View Single Post
  #2   Report Post  
Posted to rec.audio.tubes
Peter Wieck Peter Wieck is offline
external usenet poster
 
Posts: 2,418
Default Andrew Jute KISS 194

On Tuesday, June 7, 2016 at 7:40:50 PM UTC-4, wrote:
I'm interested in this speaker. Anyone has built one and has the plan to share with me.


https://www.google.com/webhp?sourcei...+speaker+plans

https://www.google.com/webhp?sourcei...+Speaker+Plans

There are dozens of horn plans available on-line, pretty much all of them infinitely better than the design you have linked. Pick the one that strikes your fancy and try it out. BUT: There are some issues with such speakers:

a) They do tend to be extremely efficient, so they do lend themselves to low-powered amplifiers. That is about the single most positive thing that may be written about them.
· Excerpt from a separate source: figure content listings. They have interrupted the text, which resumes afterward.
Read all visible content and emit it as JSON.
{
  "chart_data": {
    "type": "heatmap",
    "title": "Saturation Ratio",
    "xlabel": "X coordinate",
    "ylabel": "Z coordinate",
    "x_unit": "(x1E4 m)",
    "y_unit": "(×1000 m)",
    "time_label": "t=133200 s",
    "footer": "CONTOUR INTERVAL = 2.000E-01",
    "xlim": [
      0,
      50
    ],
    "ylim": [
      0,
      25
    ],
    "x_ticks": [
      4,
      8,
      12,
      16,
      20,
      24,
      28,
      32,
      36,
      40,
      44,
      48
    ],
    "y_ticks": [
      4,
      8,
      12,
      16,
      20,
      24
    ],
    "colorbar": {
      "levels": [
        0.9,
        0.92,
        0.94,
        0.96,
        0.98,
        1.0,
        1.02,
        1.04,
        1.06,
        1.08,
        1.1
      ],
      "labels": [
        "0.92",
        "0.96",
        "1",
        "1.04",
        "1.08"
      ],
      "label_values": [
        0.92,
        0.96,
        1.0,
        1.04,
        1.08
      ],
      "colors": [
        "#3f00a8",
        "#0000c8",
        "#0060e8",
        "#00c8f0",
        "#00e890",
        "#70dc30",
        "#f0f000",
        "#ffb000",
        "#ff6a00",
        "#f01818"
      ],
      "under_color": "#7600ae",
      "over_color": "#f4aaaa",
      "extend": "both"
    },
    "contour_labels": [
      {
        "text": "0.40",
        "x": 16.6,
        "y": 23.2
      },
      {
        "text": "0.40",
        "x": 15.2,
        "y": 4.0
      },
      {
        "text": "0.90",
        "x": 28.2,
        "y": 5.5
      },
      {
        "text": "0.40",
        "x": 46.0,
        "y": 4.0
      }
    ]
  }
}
b) Making good (and full) sound is about moving air. Moving air requires energy and surface area. At the one extreme of this relationship is the horn speaker with (a) tiny driver(s) driven by a low-powered source relying on the baffles and fold of the horn to further amplify the sound - much as an ear trumpet in reverse, or an old-fashioned acoustic phonograph horn. At the other end are planar speakers with multiple square feet (cm) of surface area driven by brute-force amplifiers that can blow out a candle at a couple of feet (not really, but you get the picture).

c) You will find, as you do your research, that horn speakers can be spectacular for very limited sorts of signal - Gregorian Chant, solo voice, solo limited to mid range instruments - guitar, flute, and so forth. But for the Saint-Saens Organ Symphony or Kiri Te Kanawa doing Exultate Jubilate, not hardly.

d) Horns are expensive for real-estate. Either they take up a good deal of floor space, or they are quite tall, or they require very careful placement, any one, two or all three. Perhaps not as difficult to place as some planar speakers - 6 feet of height can be awkward - but typically more so than conventionally designed speakers, either "bookshelf" or "floor standing".

e) Making horn speakers about the most inflexible and limited speakers on the planet, such that unless one uses them as proof of concept, they will make any audiophile acutely unhappy in short order *UNLESS* listening is limited to those (very) few things they do extremely well.

f) Klipsch made/makes excellent horns speakers. However they use multiple drivers and require specific placement to deliver clean, full-range sound. They are also costly as they create that sound legitimately rather than relying on passive amplification.

http://cdn.soundandvision.com/images...?itok=BaWjcUyF

Whenever I get the temptation to indulge in horn speakers, I lie down until it goes away.